Eventually, Fisher found her way back to Kirkwood — serving first as assistant to then-President Mick Starcevich before becoming vice president of student services. She left for a vice presidential position at ACT in 2014, before applying a first time for the Kirkwood presidency upon Starcevich’s retirement in June 2018.
She was one of four finalists, but lacked experience.
“I knew it going in, that the board really wanted a sitting president,” Fisher said. “So I really felt like it was an honor that they would entertain me.”
The next year, Fisher went and got that experience, stepping in as head of the Iowa Valley Community College District — along the way establishing a friendship with the woman Kirkwood did hire as its new president: Lori Sundberg.
So when Sundberg recently decided she was going to retire, she reached out to Fisher and suggested she apply — which she did, this time achieving a different result.
'The president part’
When asked why she wants to lead a community college right now — at a time of upheaval across higher education, facing enrollment cliffs and funding challenges and new technology demanding faculty flexibility and collaboration with artificial intelligence and non-traditional students — Fisher said, essentially, because of all that.

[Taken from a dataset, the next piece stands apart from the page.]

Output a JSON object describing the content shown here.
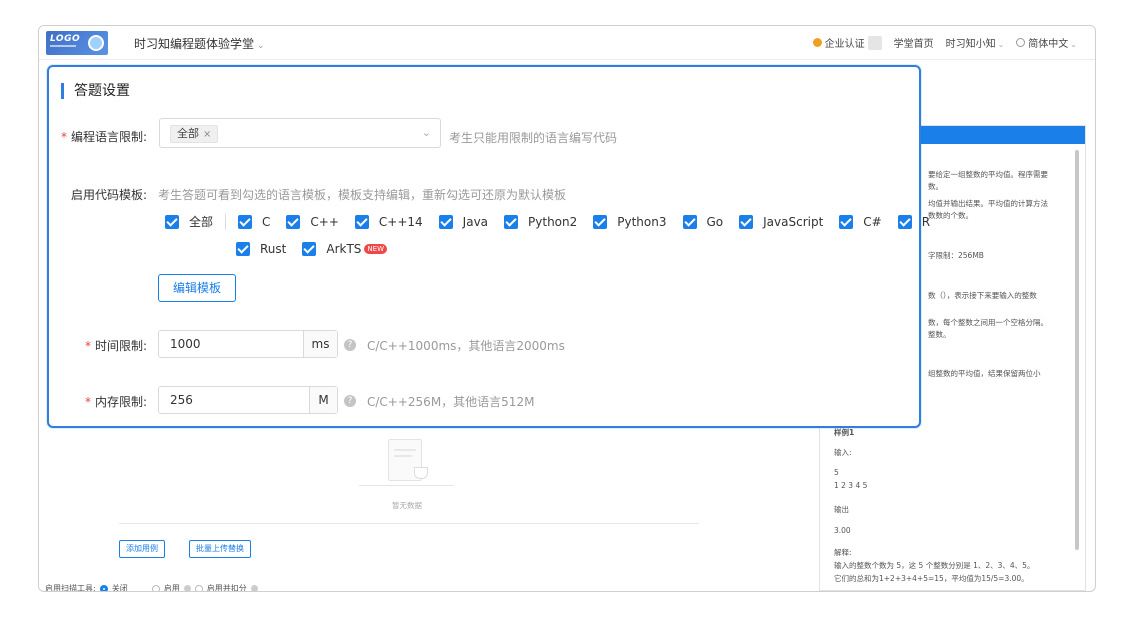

“I think there's no more important time, because it is a crazy time,” she said. “There's so much unknown in the world and in higher ed at this moment, I feel like leadership's never been more important.”
And the work that community colleges do, specifically, is at the heart of all the social and economic changes forcing higher education into a reckoning.

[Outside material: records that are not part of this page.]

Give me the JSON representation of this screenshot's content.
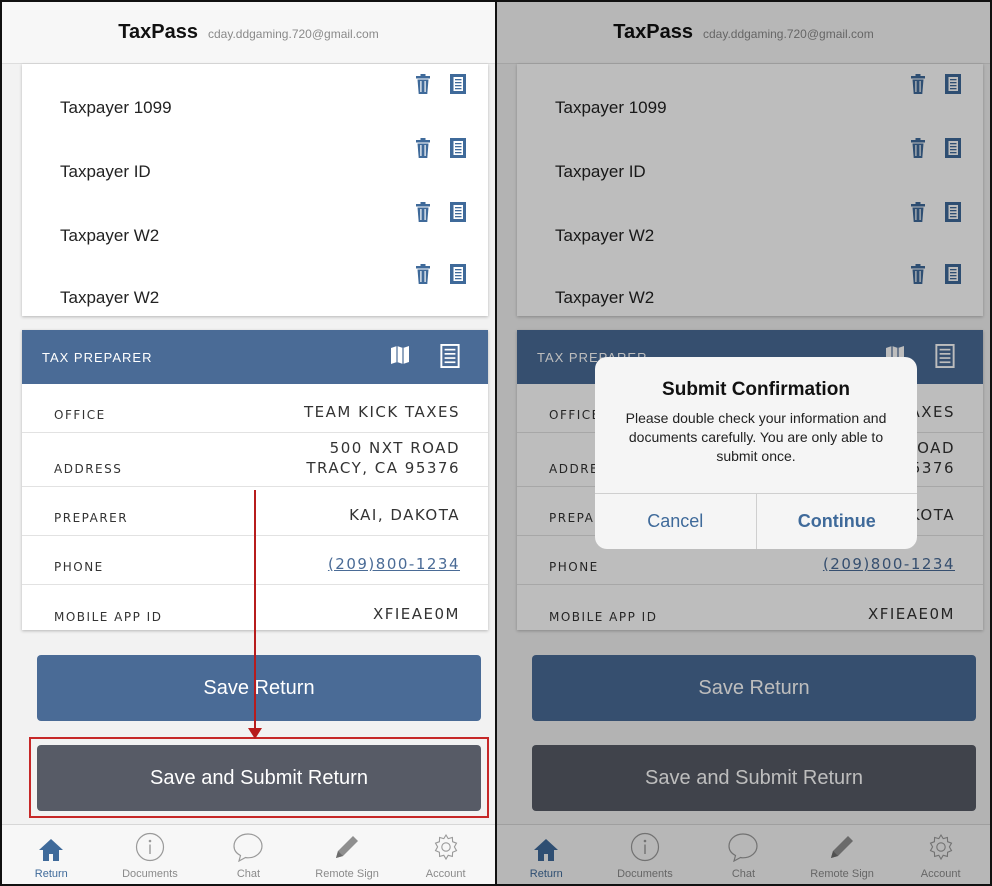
{
  "header": {
    "app_name": "TaxPass",
    "email": "cday.ddgaming.720@gmail.com"
  },
  "documents": [
    {
      "label": "Taxpayer 1099"
    },
    {
      "label": "Taxpayer ID"
    },
    {
      "label": "Taxpayer W2"
    },
    {
      "label": "Taxpayer W2"
    }
  ],
  "preparer": {
    "title": "TAX PREPARER",
    "rows": [
      {
        "key": "OFFICE",
        "value": "TEAM KICK TAXES"
      },
      {
        "key": "ADDRESS",
        "value_line1": "500 NXT ROAD",
        "value_line2": "TRACY, CA 95376"
      },
      {
        "key": "PREPARER",
        "value": "KAI, DAKOTA"
      },
      {
        "key": "PHONE",
        "value": "(209)800-1234"
      },
      {
        "key": "MOBILE APP ID",
        "value": "XFIEAE0M"
      }
    ]
  },
  "buttons": {
    "save": "Save Return",
    "submit": "Save and Submit Return"
  },
  "tabs": [
    {
      "label": "Return",
      "icon": "home-icon",
      "active": true
    },
    {
      "label": "Documents",
      "icon": "info-icon",
      "active": false
    },
    {
      "label": "Chat",
      "icon": "chat-bubble-icon",
      "active": false
    },
    {
      "label": "Remote Sign",
      "icon": "pencil-icon",
      "active": false
    },
    {
      "label": "Account",
      "icon": "gear-icon",
      "active": false
    }
  ],
  "dialog": {
    "title": "Submit Confirmation",
    "message": "Please double check your information and documents carefully. You are only able to submit once.",
    "cancel": "Cancel",
    "continue": "Continue"
  },
  "colors": {
    "accent": "#4a6b96",
    "submit": "#575b66",
    "annotation": "#c62828"
  }
}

“If you think about the wealth divide in America, and the political divide, and all these things that divide people, one of the things I've always loved about community colleges is that we're bipartisan, we can help people from all walks of life meet their individual goals, we help communities rise up,” she said. “And so I feel like there's just never been a more important time for community colleges.”
Having personal experience with career and technical education in her family members, the transfer process in her own pursuits, grant writing and fundraising in her early career, cross-campus collaboration in her leadership endeavors, and the plight of first-generation students trying to manage the rising cost of tuition — just like she did — Fisher can relate to the mission she’s driving.
“And Kirkwood has always been a leader,” she said.
So has the Eastern Iowa corridor, where she has lived for much of her life.
“This corridor really values education,” said Fisher, appreciative of the opportunities it offered her to feel her way to the perfect position, which — ironically — is not so far away from her answer to the childhood question, “What do you want to be when you grow up?”
“President of the United States,” Fisher said. “So my friends, when I became a community college president, said, ‘Well you got the president part right’.”
Vanessa Miller covers higher education for The Gazette.